Thursday, January 15, 2009

Tuesday Statisticz: Foreign Ratings of US Comedies Part I

In Creative Destruction, Tyler Cowen argues that
Movie producers know that action films are easiest to export to many different countries. Heroism, excitement, and violence do not vary so much across cultures. comedies, with their nuances of dialogue and their culturally specific references, are the hardest to sell abroad. A global market in cinema therefore encourages action films more than it does sophisticated comedy.
Previously this would be based on intuition, but with imdb's huge data corpus we can now make it empirical. The null hypothesis is that the US and non-US samples do not differ significantly. Should we reject it?

So as to not bias my sample based on the trash that my friends and I enjoy watching, I randomly sampled 2 movies from each decade since the 1960s from Wikipedia's list of US comedies using this random integer generator. Movies were re-generated unless they had at least 2000 total votes. I also generated 10 US movies from the 1960s on from the action category from the Wikipedia's list here.

The preliminary data suggests that there is no significant difference between the ratings. The mean US ratings for these comedies is 6.91 and the non-US mean rating is 6.71, but due to the high standard deviations (.80 and .89), the difference is not significant with a two-tailed t-test (p=.604). The mean US ratings for the action films is 6.22, SD 1.097, and that for the non-US ratings is 6.13, SD 1.025, which is clearly also not significant.

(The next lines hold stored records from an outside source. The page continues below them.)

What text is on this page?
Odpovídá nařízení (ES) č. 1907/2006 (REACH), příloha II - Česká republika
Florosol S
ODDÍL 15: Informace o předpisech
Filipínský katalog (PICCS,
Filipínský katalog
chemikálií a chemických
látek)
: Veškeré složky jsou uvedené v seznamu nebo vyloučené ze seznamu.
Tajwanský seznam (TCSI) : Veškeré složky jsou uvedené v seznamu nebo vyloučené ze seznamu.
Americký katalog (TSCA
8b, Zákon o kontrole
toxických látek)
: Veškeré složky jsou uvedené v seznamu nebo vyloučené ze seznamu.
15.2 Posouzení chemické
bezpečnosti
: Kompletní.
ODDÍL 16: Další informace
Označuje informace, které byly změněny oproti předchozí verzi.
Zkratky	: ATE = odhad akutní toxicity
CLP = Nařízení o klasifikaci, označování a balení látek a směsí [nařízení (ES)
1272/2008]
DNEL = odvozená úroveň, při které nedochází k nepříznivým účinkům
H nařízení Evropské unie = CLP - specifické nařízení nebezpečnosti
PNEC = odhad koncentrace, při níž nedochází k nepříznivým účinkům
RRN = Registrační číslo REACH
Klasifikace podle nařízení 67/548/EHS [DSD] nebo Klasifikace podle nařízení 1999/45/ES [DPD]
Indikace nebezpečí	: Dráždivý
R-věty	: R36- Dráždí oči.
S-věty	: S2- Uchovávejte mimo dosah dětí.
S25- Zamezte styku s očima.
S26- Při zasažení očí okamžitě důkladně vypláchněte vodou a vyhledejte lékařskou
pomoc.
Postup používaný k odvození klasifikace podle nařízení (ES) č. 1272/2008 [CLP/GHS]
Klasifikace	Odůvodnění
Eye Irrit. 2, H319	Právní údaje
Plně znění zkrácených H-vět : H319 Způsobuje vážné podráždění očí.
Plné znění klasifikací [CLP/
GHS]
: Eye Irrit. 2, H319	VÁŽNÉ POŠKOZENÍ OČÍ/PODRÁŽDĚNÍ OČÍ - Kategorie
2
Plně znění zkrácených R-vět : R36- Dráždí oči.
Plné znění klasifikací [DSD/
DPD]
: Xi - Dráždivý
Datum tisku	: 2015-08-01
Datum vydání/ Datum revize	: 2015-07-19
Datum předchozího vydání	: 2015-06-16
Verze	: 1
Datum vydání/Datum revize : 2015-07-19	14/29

My work is not nearly complete, because I think there were some serious flaws in the methodology. These are the questions I will contemplating in the upcoming weeks:

1) Should I conduct a t-test for each of the different movies and then conduct a meta-test on all of them, or should I sum their ratings first?

2) Given a large sample like the non-US ratings for Logan's Run here, how do I calculate the standard deviation? I know the formula and I can do it for small samples where I can input each value but this larger one is giving me trouble.

3) Would a sample based on only the 2000s be more indicative of current cultural trends? I think it might, because so many of the old movies have pre-existing cultural status that US or non-US raters might be especially biased before watching.

4) Is the world is a mere hotch-potch of random cohesions and dispersions, or is it a unity of order and providence? Should I care?